Le loup, l’éleveur et l’antispéciste

Photo Freerange Archives


   Les rapports entre l’homme et le loup suscitent à nouveau de nombreuses discussions à tel point que Le Midi libre a récemment mis le sujet à la une de son journal et y a consacré deux pages. En Lozère et en Aveyron, départements d’élevage ovin, deux visions différentes s’expriment : les uns sont partisans d’une nature maîtrisée par l’homme, les autres prônent le retour à une nature sauvage dans laquelle le loup aurait toute sa place.

   Selon le journal, 11 attaques de troupeaux ont eu lieu en Aveyron l’an dernier ( 8 à ce jour en 2016) et 72 en Lozère en 2015 ( 7 cette année).
Il faut d’abord préciser qu’il n’est pas certain que ces attaques soient dues au loup; elles entrent dans la catégorie “ loup non exclu”  qui permet d’indemniser les éleveurs. Les attaques peuvent provenir d’autres animaux.

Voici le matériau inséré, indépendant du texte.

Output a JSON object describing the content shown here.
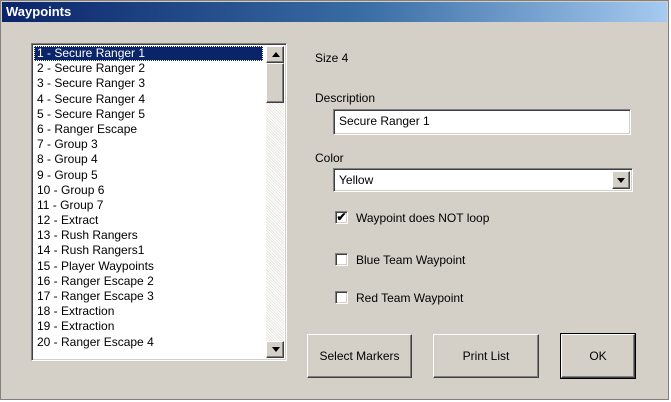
{
  "window": {
    "title": "Waypoints"
  },
  "waypoints": {
    "items": [
      "1 - Secure Ranger 1",
      "2 - Secure Ranger 2",
      "3 - Secure Ranger 3",
      "4 - Secure Ranger 4",
      "5 - Secure Ranger 5",
      "6 - Ranger Escape",
      "7 - Group 3",
      "8 - Group 4",
      "9 - Group 5",
      "10 - Group 6",
      "11 - Group 7",
      "12 - Extract",
      "13 - Rush Rangers",
      "14 - Rush Rangers1",
      "15 - Player Waypoints",
      "16 - Ranger Escape 2",
      "17 - Ranger Escape 3",
      "18 - Extraction",
      "19 - Extraction",
      "20 - Ranger Escape 4"
    ],
    "selected_index": 0
  },
  "details": {
    "size_text": "Size 4",
    "description_label": "Description",
    "description_value": "Secure Ranger 1",
    "color_label": "Color",
    "color_value": "Yellow"
  },
  "options": {
    "no_loop": {
      "label": "Waypoint does NOT loop",
      "checked": true
    },
    "blue_team": {
      "label": "Blue Team Waypoint",
      "checked": false
    },
    "red_team": {
      "label": "Red Team Waypoint",
      "checked": false
    }
  },
  "buttons": {
    "select_markers": "Select Markers",
    "print_list": "Print List",
    "ok": "OK"
  },
  "colors": {
    "title_gradient_start": "#0a246a",
    "title_gradient_end": "#a6caf0",
    "selection": "#0a246a",
    "dialog_face": "#d4d0c8"
  },
  "icons": {
    "scroll_up": "triangle-up",
    "scroll_down": "triangle-down",
    "combo_dropdown": "triangle-down",
    "check": "check-mark"
  }
}
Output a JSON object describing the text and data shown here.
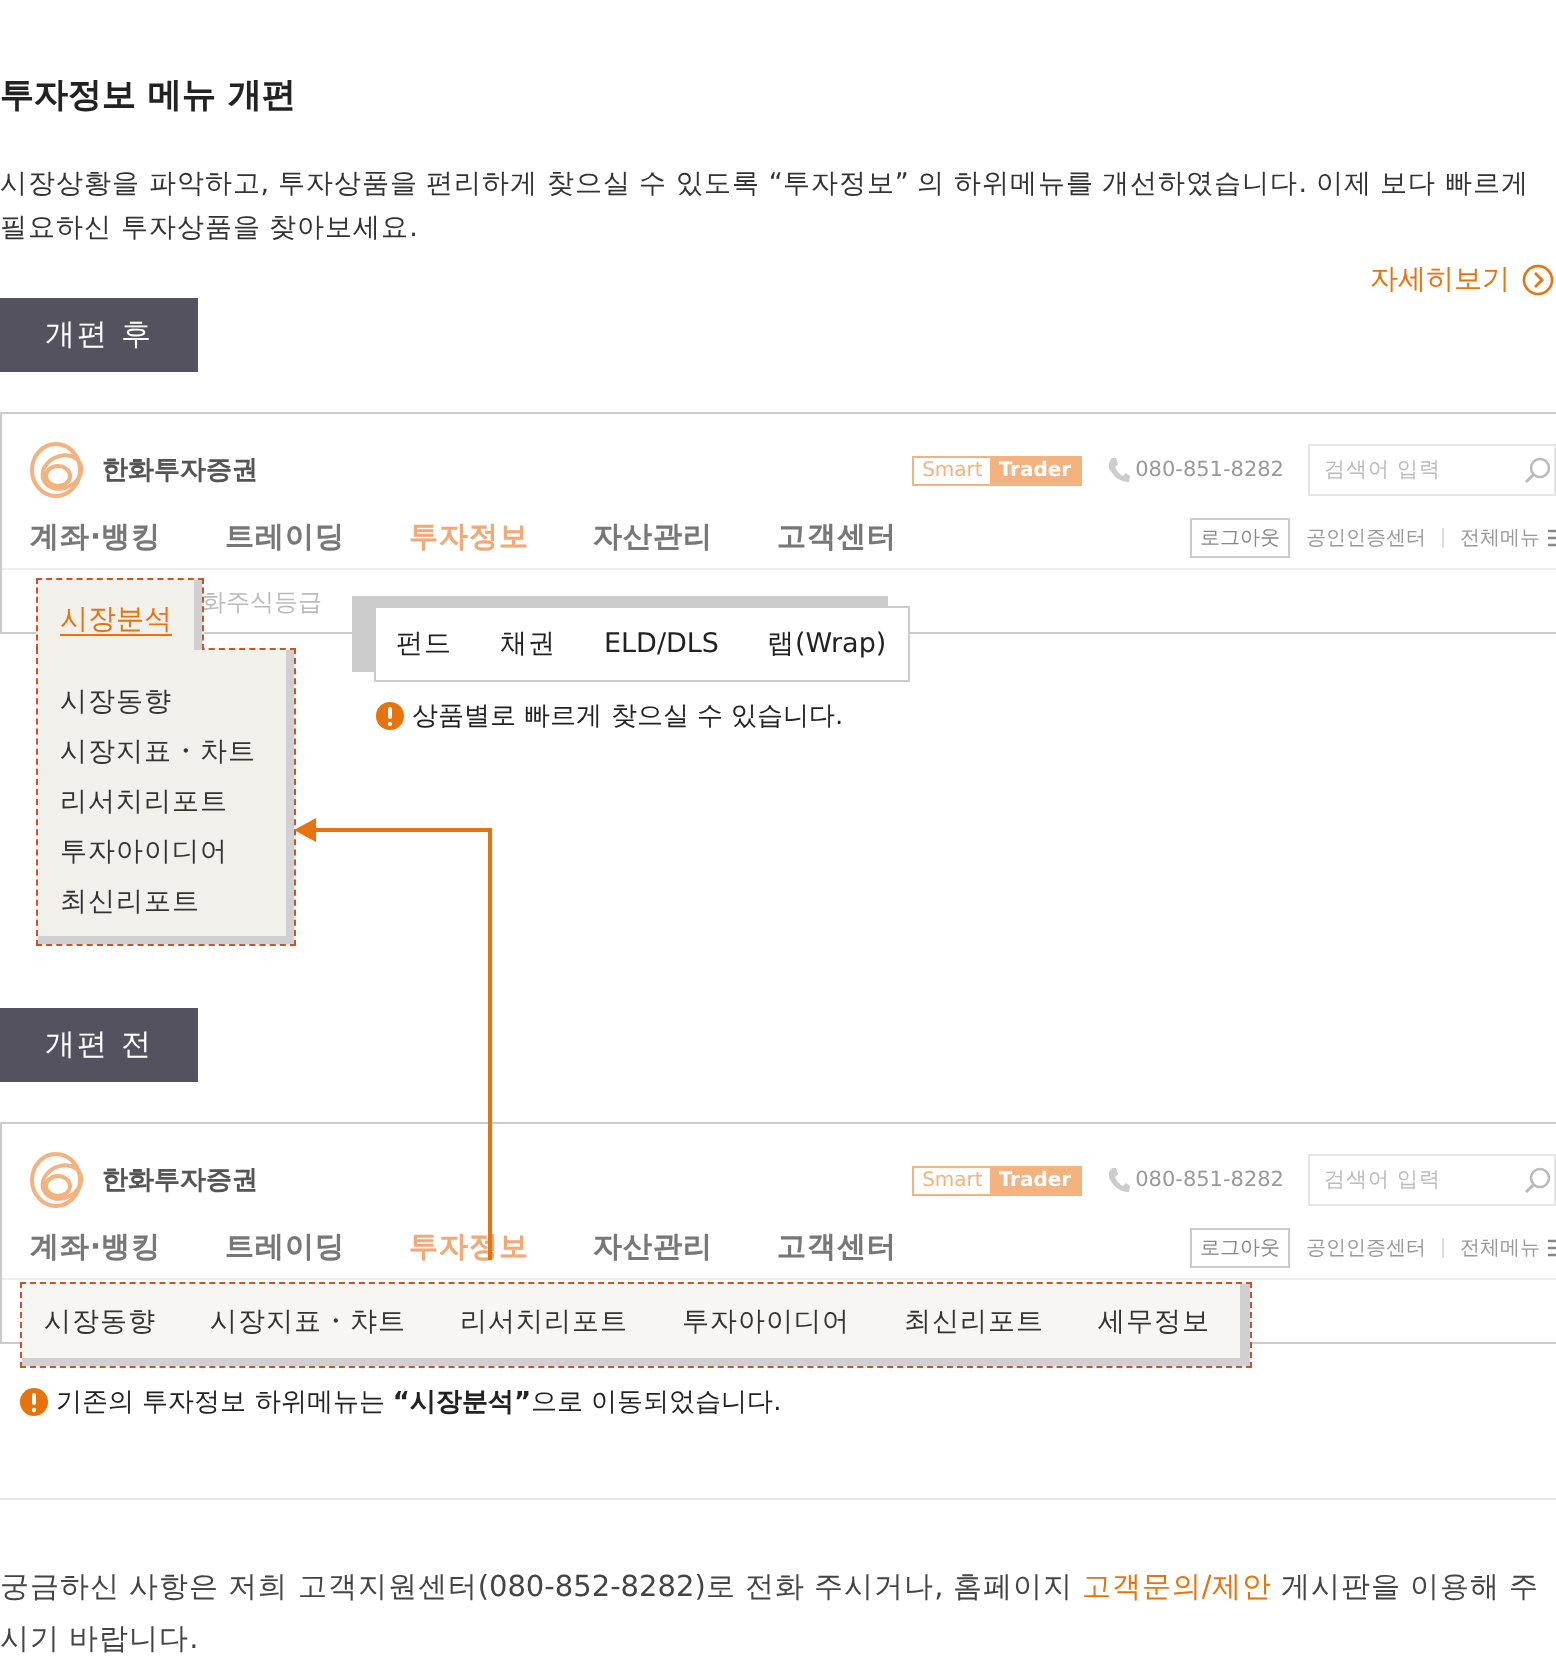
{
  "title": "투자정보 메뉴 개편",
  "intro": "시장상황을 파악하고, 투자상품을 편리하게 찾으실 수 있도록 “투자정보” 의 하위메뉴를 개선하였습니다. 이제 보다 빠르게 필요하신 투자상품을 찾아보세요.",
  "more_link": "자세히보기",
  "after": {
    "tag": "개편 후",
    "header": {
      "logo": "한화투자증권",
      "smart": "Smart",
      "trader": "Trader",
      "phone": "080-851-8282",
      "search": {
        "placeholder": "검색어 입력"
      },
      "nav": [
        {
          "label": "계좌·뱅킹",
          "selected": false
        },
        {
          "label": "트레이딩",
          "selected": false
        },
        {
          "label": "투자정보",
          "selected": true
        },
        {
          "label": "자산관리",
          "selected": false
        },
        {
          "label": "고객센터",
          "selected": false
        }
      ],
      "logout": "로그아웃",
      "links": [
        "공인인증센터",
        "전체메뉴"
      ]
    },
    "sub_row": "화주식등급",
    "menu": {
      "head": "시장분석",
      "items": [
        "시장동향",
        "시장지표・차트",
        "리서치리포트",
        "투자아이디어",
        "최신리포트"
      ]
    },
    "popup": [
      "펀드",
      "채권",
      "ELD/DLS",
      "랩(Wrap)"
    ],
    "note": "상품별로 빠르게 찾으실 수 있습니다."
  },
  "before": {
    "tag": "개편 전",
    "header": {
      "logo": "한화투자증권",
      "smart": "Smart",
      "trader": "Trader",
      "phone": "080-851-8282",
      "search": {
        "placeholder": "검색어 입력"
      },
      "nav": [
        {
          "label": "계좌·뱅킹",
          "selected": false
        },
        {
          "label": "트레이딩",
          "selected": false
        },
        {
          "label": "투자정보",
          "selected": true
        },
        {
          "label": "자산관리",
          "selected": false
        },
        {
          "label": "고객센터",
          "selected": false
        }
      ],
      "logout": "로그아웃",
      "links": [
        "공인인증센터",
        "전체메뉴"
      ]
    },
    "menu": [
      "시장동향",
      "시장지표・챠트",
      "리서치리포트",
      "투자아이디어",
      "최신리포트",
      "세무정보"
    ],
    "note": "기존의 투자정보 하위메뉴는 **“시장분석”**으로 이동되었습니다."
  },
  "contact": {
    "text": "궁금하신 사항은 저희 고객지원센터(080-852-8282)로 전화 주시거나, 홈페이지 ",
    "link": "고객문의/제안",
    "after": " 게시판을 이용해 주시기 바랍니다."
  }
}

    Le représentant local de la Confédération paysanne estime que “ la cohabitation  entre l’agropastoralisme  et le prédateur n’est pas possible”. Il propose une solution étrange : éduquer le loup” et n’est pas favorable au retour des brebis à la bergerie la nuit car cela augmenterait le temps de travail.
C’est pourtant la solution choisie par certains éleveurs.

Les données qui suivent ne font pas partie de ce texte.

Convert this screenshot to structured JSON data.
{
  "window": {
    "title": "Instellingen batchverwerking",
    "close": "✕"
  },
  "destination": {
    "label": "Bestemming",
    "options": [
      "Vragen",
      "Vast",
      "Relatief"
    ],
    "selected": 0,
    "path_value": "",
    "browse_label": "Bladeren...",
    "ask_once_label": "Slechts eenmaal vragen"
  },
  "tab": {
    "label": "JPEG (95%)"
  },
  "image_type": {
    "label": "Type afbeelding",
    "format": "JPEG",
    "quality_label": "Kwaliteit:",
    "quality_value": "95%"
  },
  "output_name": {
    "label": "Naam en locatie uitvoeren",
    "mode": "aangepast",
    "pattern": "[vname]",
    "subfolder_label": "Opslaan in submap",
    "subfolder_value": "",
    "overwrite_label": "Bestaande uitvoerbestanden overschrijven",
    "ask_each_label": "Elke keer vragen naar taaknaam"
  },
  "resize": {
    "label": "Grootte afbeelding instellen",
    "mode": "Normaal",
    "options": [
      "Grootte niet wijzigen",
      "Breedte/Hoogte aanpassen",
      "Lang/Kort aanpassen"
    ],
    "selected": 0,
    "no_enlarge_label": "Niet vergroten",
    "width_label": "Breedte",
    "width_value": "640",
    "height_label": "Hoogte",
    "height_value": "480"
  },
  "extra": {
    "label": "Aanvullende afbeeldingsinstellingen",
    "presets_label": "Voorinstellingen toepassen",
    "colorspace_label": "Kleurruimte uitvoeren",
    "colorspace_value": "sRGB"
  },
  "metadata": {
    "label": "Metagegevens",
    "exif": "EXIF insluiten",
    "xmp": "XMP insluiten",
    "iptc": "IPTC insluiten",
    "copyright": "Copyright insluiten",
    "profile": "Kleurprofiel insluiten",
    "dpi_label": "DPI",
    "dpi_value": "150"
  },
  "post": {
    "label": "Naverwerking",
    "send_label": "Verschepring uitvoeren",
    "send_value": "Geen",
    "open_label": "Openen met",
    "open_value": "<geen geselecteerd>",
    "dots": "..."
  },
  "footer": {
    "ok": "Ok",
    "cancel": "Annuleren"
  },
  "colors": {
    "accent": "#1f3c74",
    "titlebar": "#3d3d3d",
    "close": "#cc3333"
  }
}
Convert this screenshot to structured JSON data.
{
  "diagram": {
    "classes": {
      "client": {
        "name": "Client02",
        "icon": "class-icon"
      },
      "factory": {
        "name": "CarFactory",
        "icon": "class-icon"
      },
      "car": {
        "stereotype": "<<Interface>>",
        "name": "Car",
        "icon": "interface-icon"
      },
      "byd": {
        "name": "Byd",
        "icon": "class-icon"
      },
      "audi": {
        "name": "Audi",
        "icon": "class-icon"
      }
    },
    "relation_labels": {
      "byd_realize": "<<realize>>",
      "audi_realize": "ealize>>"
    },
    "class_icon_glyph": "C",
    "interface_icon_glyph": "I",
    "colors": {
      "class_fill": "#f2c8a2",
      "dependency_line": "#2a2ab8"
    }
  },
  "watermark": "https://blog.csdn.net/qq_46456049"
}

   Dans cette affaire, quelle est la position de l’État ?
Il dépense des milliers d’euros pour installer des clôtures et indemniser les éleveurs. Dans le parc national des Cévennes, on applique le plan national Loup; la ministre de l’Écologie a autorisé en 2015 des “ tirs de défense”. Le préfet de Lozère a annoncé au Midi libre qu’il étudiait “la possibilité de prendre à la mi-juillet un arrêté de prélèvement renforcé pour le Méjean”.

   Chez les écologistes, la position n’est pas toujours claire. Au nom de la biodiversité, on dit qu’il faut protéger l’espèce mais certains ne sont pas opposés à une “ régulation” qui, en d’autres termes, signifie l’abattage de loups.

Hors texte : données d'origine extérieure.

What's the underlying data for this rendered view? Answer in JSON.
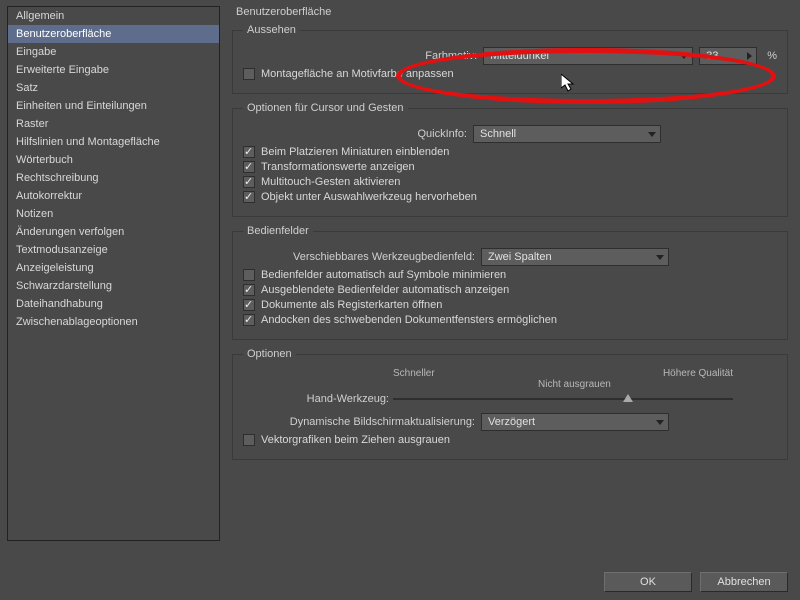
{
  "sidebar": {
    "items": [
      "Allgemein",
      "Benutzeroberfläche",
      "Eingabe",
      "Erweiterte Eingabe",
      "Satz",
      "Einheiten und Einteilungen",
      "Raster",
      "Hilfslinien und Montagefläche",
      "Wörterbuch",
      "Rechtschreibung",
      "Autokorrektur",
      "Notizen",
      "Änderungen verfolgen",
      "Textmodusanzeige",
      "Anzeigeleistung",
      "Schwarzdarstellung",
      "Dateihandhabung",
      "Zwischenablageoptionen"
    ],
    "selectedIndex": 1
  },
  "page_title": "Benutzeroberfläche",
  "appearance": {
    "legend": "Aussehen",
    "color_theme_label": "Farbmotiv:",
    "color_theme_value": "Mitteldunkel",
    "brightness_value": "33",
    "percent": "%",
    "match_pasteboard_label": "Montagefläche an Motivfarbe anpassen",
    "match_pasteboard_checked": false
  },
  "cursor_gestures": {
    "legend": "Optionen für Cursor und Gesten",
    "tooltip_label": "QuickInfo:",
    "tooltip_value": "Schnell",
    "checks": [
      {
        "label": "Beim Platzieren Miniaturen einblenden",
        "on": true
      },
      {
        "label": "Transformationswerte anzeigen",
        "on": true
      },
      {
        "label": "Multitouch-Gesten aktivieren",
        "on": true
      },
      {
        "label": "Objekt unter Auswahlwerkzeug hervorheben",
        "on": true
      }
    ]
  },
  "panels": {
    "legend": "Bedienfelder",
    "floating_label": "Verschiebbares Werkzeugbedienfeld:",
    "floating_value": "Zwei Spalten",
    "checks": [
      {
        "label": "Bedienfelder automatisch auf Symbole minimieren",
        "on": false
      },
      {
        "label": "Ausgeblendete Bedienfelder automatisch anzeigen",
        "on": true
      },
      {
        "label": "Dokumente als Registerkarten öffnen",
        "on": true
      },
      {
        "label": "Andocken des schwebenden Dokumentfensters ermöglichen",
        "on": true
      }
    ]
  },
  "options": {
    "legend": "Optionen",
    "hand_tool_label": "Hand-Werkzeug:",
    "faster_label": "Schneller",
    "quality_label": "Höhere Qualität",
    "no_greek_label": "Nicht ausgrauen",
    "dyn_update_label": "Dynamische Bildschirmaktualisierung:",
    "dyn_update_value": "Verzögert",
    "greek_vector_label": "Vektorgrafiken beim Ziehen ausgrauen",
    "greek_vector_checked": false
  },
  "buttons": {
    "ok": "OK",
    "cancel": "Abbrechen"
  },
  "annotation": {
    "kind": "ellipse-highlight",
    "color": "#e21010"
  }
}
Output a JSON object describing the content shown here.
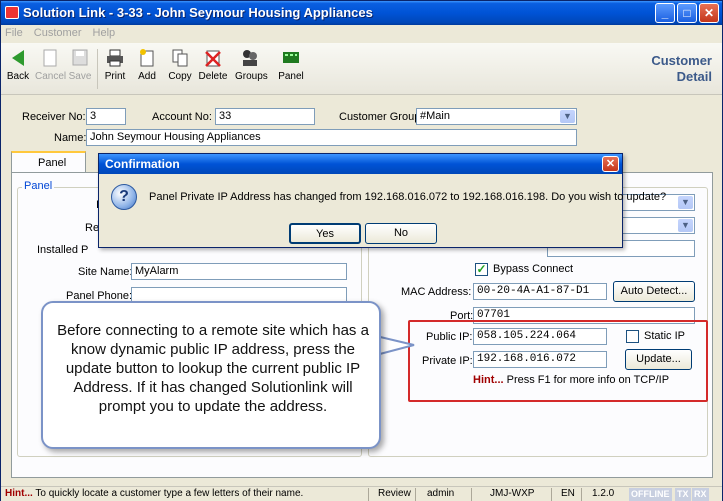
{
  "window": {
    "title": "Solution Link - 3-33 - John Seymour Housing Appliances",
    "minimize": "_",
    "maximize": "□",
    "close": "✕"
  },
  "menu": [
    "File",
    "Customer",
    "Help"
  ],
  "toolbar": {
    "back": "Back",
    "cancel": "Cancel",
    "save": "Save",
    "print": "Print",
    "add": "Add",
    "copy": "Copy",
    "delete": "Delete",
    "groups": "Groups",
    "panel": "Panel",
    "detail_title_1": "Customer",
    "detail_title_2": "Detail"
  },
  "header": {
    "receiver_label": "Receiver No:",
    "receiver_value": "3",
    "account_label": "Account No:",
    "account_value": "33",
    "group_label": "Customer Group:",
    "group_value": "#Main",
    "name_label": "Name:",
    "name_value": "John Seymour Housing Appliances"
  },
  "tabs": {
    "panel_tab": "Panel"
  },
  "panel_group": {
    "label": "Panel",
    "partial_label_1": "I",
    "partial_label_2": "Re",
    "partial_label_3": "Installed P",
    "site_name_label": "Site Name:",
    "site_name_value": "MyAlarm",
    "panel_phone_label": "Panel Phone:",
    "panel_phone_value": ""
  },
  "network": {
    "bypass_label": "Bypass Connect",
    "bypass_checked": true,
    "mac_label": "MAC Address:",
    "mac_value": "00-20-4A-A1-87-D1",
    "auto_detect": "Auto Detect...",
    "port_label": "Port:",
    "port_value": "07701",
    "public_ip_label": "Public IP:",
    "public_ip_value": "058.105.224.064",
    "static_ip_label": "Static IP",
    "static_ip_checked": false,
    "private_ip_label": "Private IP:",
    "private_ip_value": "192.168.016.072",
    "update_button": "Update...",
    "hint_bold": "Hint...",
    "hint_text": " Press F1 for more info on TCP/IP"
  },
  "dialog": {
    "title": "Confirmation",
    "icon": "question-icon",
    "message": "Panel Private IP Address has changed from 192.168.016.072 to 192.168.016.198. Do you wish to update?",
    "yes": "Yes",
    "no": "No"
  },
  "callout": {
    "text": "Before connecting to a remote site which has a know dynamic public IP address, press the update button to lookup the current public IP Address. If it has changed Solutionlink will prompt you to update the address."
  },
  "statusbar": {
    "hint_bold": "Hint...",
    "hint_text": " To quickly locate a customer type a few letters of their name.",
    "review": "Review",
    "user": "admin",
    "machine": "JMJ-WXP",
    "lang": "EN",
    "version": "1.2.0",
    "offline": "OFFLINE",
    "tx": "TX",
    "rx": "RX"
  },
  "colors": {
    "titlebar": "#0053d6",
    "highlight": "#d42a2a",
    "hint": "#a00000"
  }
}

   La logique antispéciste ne souffre, elle, d’aucune ambiguïté : pour les partisans des droits de l’animal, le loup est un être qui éprouve en liberté un plaisir de vivre que l’homme ne peut interrompre. 
- Mais il lui arrive de tuer des agneaux, des brebis ! Et c’est le travail des éleveurs qui en pâtit ! entend-on souvent.
À cela je réponds : Le responsable de cette situation n’est pas le loup mais l’homme qui depuis des siècles et à un rythme accéléré depuis cent ans a réduit et saccagé les espaces naturels où les animaux sauvages vivaient. Ces moutons naissent pour être abattus la plupart du temps dans des conditions inadmissibles. L’antispéciste refuse qu’on exploite et qu’on tue des animaux non humains.

   Dans un futur plus ou moins proche le métier d’éleveur aura disparu, d’autres métiers apparaîtront et les animaux destinés aujourd’hui à produire de la viande retrouveront la liberté.